An essential question for any company building infrastructure-level or application-level foundations or middleware. Two arguments.
The AI Stack must be default open.
Expensive training and inference jobs will drive continued growth for cloud providers and semiconductors. Well-capitalized cloud providers will do their best to make these workloads easy to run – commoditizing their complement (software) by open-sourcing libraries, optimizations, and models.
Companies are protective of their data. They do not want their data to be exfiltrated accidentally by employees or through the model provider's online training. Specific LM usage will have to use fine-tuned models, and companies will build additional infrastructure around these self-hosted (cloud) models.

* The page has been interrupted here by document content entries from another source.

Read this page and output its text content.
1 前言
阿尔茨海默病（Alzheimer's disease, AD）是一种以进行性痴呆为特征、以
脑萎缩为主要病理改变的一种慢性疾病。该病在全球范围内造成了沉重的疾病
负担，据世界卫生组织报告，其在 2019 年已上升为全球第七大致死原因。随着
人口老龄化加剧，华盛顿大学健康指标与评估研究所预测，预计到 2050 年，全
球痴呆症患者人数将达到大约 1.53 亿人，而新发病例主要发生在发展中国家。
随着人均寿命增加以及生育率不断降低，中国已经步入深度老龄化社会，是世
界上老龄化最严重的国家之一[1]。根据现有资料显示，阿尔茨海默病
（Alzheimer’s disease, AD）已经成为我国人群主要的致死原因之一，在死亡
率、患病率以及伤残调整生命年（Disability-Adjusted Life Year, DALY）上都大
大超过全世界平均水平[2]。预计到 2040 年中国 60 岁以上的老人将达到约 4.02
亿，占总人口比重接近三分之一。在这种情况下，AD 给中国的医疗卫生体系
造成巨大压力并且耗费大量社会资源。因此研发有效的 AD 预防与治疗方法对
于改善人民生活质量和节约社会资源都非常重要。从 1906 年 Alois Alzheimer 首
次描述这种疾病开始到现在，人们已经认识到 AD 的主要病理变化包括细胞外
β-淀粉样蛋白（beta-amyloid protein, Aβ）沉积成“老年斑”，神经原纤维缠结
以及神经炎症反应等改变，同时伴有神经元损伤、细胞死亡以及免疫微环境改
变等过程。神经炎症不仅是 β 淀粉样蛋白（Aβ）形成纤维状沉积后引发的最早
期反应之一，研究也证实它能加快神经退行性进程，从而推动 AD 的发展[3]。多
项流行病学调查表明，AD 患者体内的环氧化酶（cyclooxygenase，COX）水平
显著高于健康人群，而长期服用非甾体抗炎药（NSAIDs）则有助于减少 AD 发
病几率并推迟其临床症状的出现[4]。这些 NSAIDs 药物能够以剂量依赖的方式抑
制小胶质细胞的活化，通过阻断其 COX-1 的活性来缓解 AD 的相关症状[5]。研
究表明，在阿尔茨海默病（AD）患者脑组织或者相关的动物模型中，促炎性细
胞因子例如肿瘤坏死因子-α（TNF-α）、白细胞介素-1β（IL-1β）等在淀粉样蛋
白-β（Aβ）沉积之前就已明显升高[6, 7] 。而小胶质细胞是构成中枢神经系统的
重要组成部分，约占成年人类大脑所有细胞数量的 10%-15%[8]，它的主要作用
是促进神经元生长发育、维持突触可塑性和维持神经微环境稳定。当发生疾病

A company will use OSS in another strategic way – for distribution, hiring, hurting a competitor, marketing, or creating goodwill. Why is Meta giving widespread access to Llama? Why did Google and Meta open-source TensorFlow and PyTorch? Why did Stability AI and Runway ML release Stable Diffusion?
The AI Stack will be default proprietary.
Foundational models will be foundational, i.e., there will be no alpha in hosting it yourself, base models will be commoditized and interchangeable, and with little or no lock-in (just text).
Or, the best models will be trained on proprietary data, and fine-tuning or infrastructure will be a competitive advantage closely held (think Google's ranking). The models could be tightly coupled to the hardware (which might not be generally available).
Or, a multi-modal world where dozens of models are called in a single workflow. The infrastructure will be too heavy-weight for companies to manage themselves. Will Coca-Cola self-host twelve sparse LMs, two diffusion models, and all the infrastructure in between?
Employees might ubiquitously use LMs in their daily work – just like the Internet, Google Search, or StackOverflow. Does proprietary data get exfiltrated through a search? Probably. Can you stop employees from injecting it via a prompt? Probably not. Companies will learn to live with the risk.
OSS works best when an API has many touchpoints. Think Kubernetes – which touches storage, compute, networking, operating systems, authn/z, and everything else. It's hard to design a highly modular proprietary system. But the AI stack will be much more friendly to integration – a simple generic API call with text or another well-known, easy-to-serialize mime type.